Le différentiel de coût que présente la Ville est substantiel. Dépenser 320 000 $ à 520 000 $ de plus plus tard n’est pas fiscalement responsable selon n’importe quelle mesure standard. Mais les résidents rétorquent que dépenser 180 000 $ sur une infrastructure non désirée n’est pas responsable non plus. Ils aimeraient mieux que la Ville laisse juste les choses tranquilles.

Le commentaire de Porter à propos du fait que les choses étaient réglées résonne avec une frustration plus large que je remarque. Les résidents ont l’impression d’avoir déjà gagné cette bataille. Ils se sont présentés aux réunions. Ils ont fait des présentations. La Ville a reporté le projet. Ça aurait dû être la fin. Maintenant ils apprennent que reporté ne veut pas dire vaincu.

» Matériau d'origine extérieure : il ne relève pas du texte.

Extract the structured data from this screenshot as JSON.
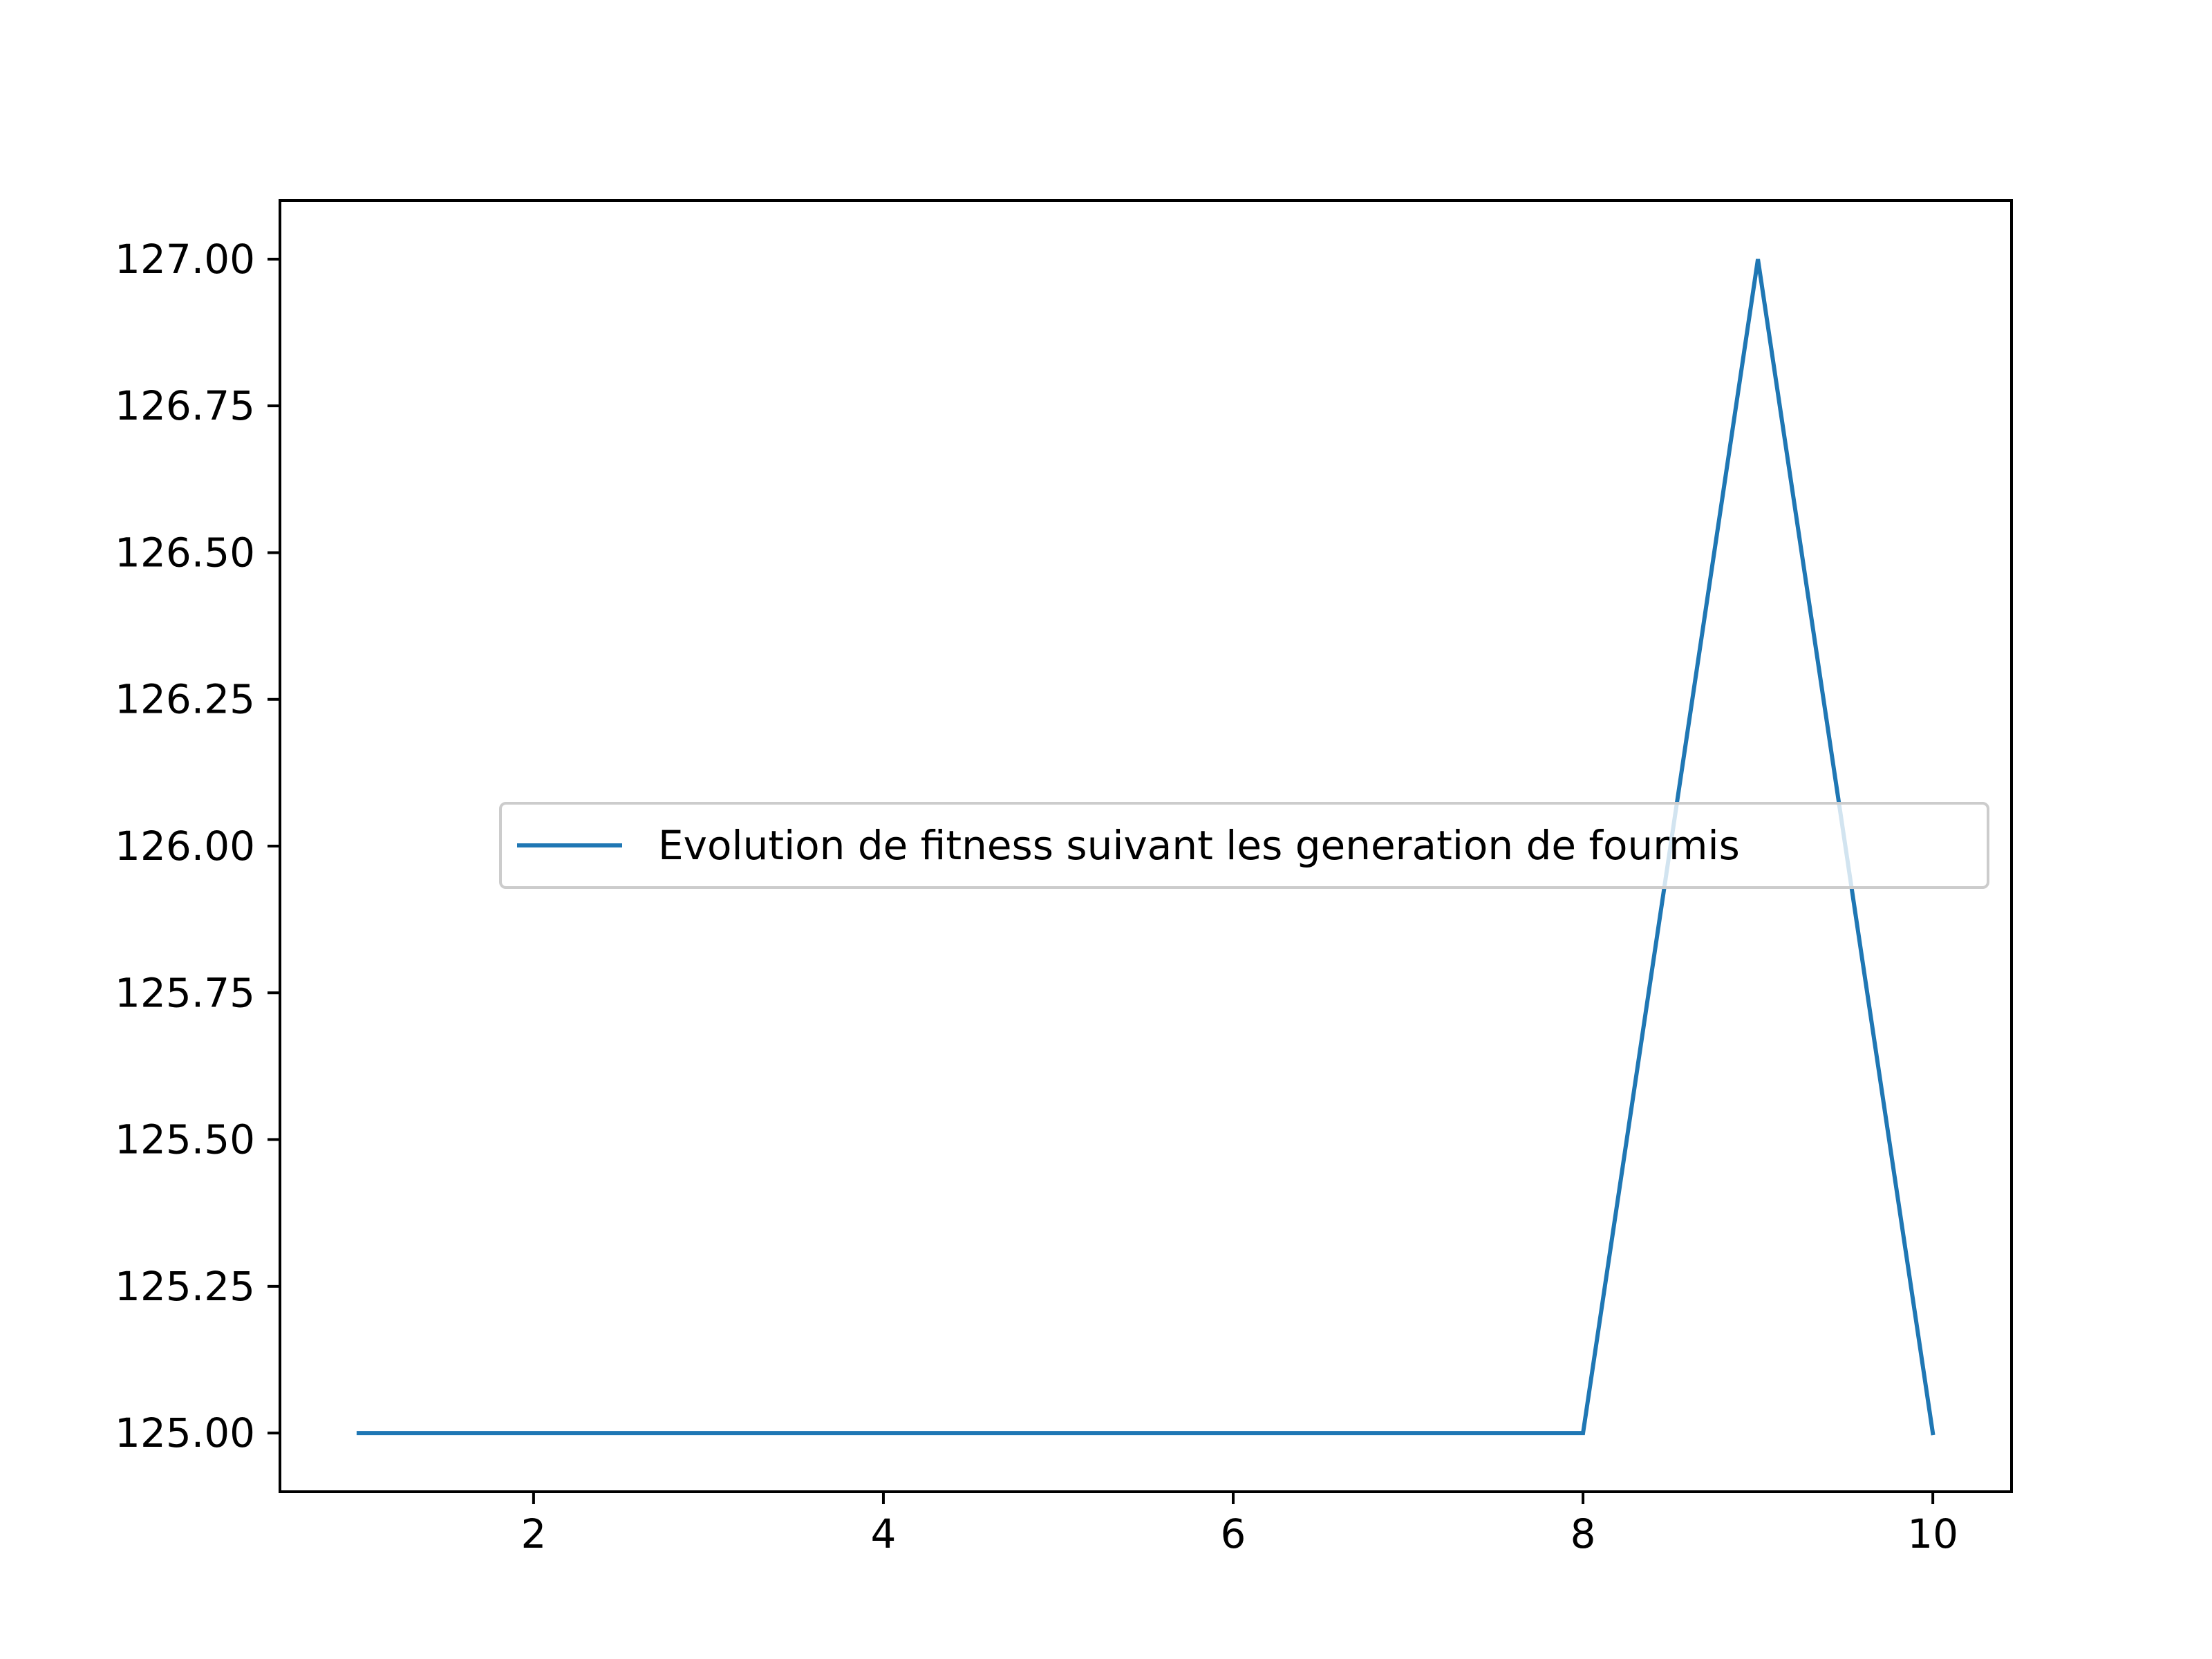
{
  "chart_data": {
    "type": "line",
    "title": "",
    "xlabel": "",
    "ylabel": "",
    "xlim": [
      0.55,
      10.45
    ],
    "ylim": [
      124.9,
      127.1
    ],
    "x_ticks": [
      2,
      4,
      6,
      8,
      10
    ],
    "x_tick_labels": [
      "2",
      "4",
      "6",
      "8",
      "10"
    ],
    "y_ticks": [
      125.0,
      125.25,
      125.5,
      125.75,
      126.0,
      126.25,
      126.5,
      126.75,
      127.0
    ],
    "y_tick_labels": [
      "125.00",
      "125.25",
      "125.50",
      "125.75",
      "126.00",
      "126.25",
      "126.50",
      "126.75",
      "127.00"
    ],
    "grid": false,
    "legend_position": "center-right",
    "series": [
      {
        "name": "Evolution de fitness suivant les generation de fourmis",
        "color": "#1f77b4",
        "x": [
          1,
          2,
          3,
          4,
          5,
          6,
          7,
          8,
          9,
          10
        ],
        "y": [
          125,
          125,
          125,
          125,
          125,
          125,
          125,
          125,
          127,
          125
        ]
      }
    ]
  }
}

C’est là que la politique municipale devient messy. Le personnel croit toujours que les trottoirs sont la bonne réponse. Ils ont des standards professionnels et des meilleures pratiques qui guident leurs recommandations. Un round d’opposition communautaire ne change pas nécessairement l’analyse sous-jacente. Alors le projet revient, peut-être avec des ajustements mineurs, et le débat recommence à zéro.

Je suis curieux de savoir si le personnel de la Ville va présenter des options modifiées cette fois-ci. Peut-être des trottoirs sur moins de rues. Peut-être des matériaux ou des designs différents. Peut-être des engagements d’entretien améliorés. Ou peut-être qu’ils vont rester avec le plan original et faire valoir leur point plus fortement.

Ce que les résidents de Manor Park vivent n’est pas unique. J’ai couvert des débats similaires à Westboro, dans le Glebe, à Rockcliffe Park et dans d’autres quartiers établis. Le changement arrive lentement dans les secteurs avec une forte identité communautaire. Quand il arrive, il arrive rarement sans bataille.

La réunion du comité le 30 mars va nous en dire long. Si le personnel recommande de procéder malgré l’opposition, ça signale une confiance dans leur position. S’ils recommandent plus de consultation ou des plans modifiés, la pression communautaire fonctionne. Dans tous les cas, Peter Burpee a raison. La bataille n’est définitivement pas terminée.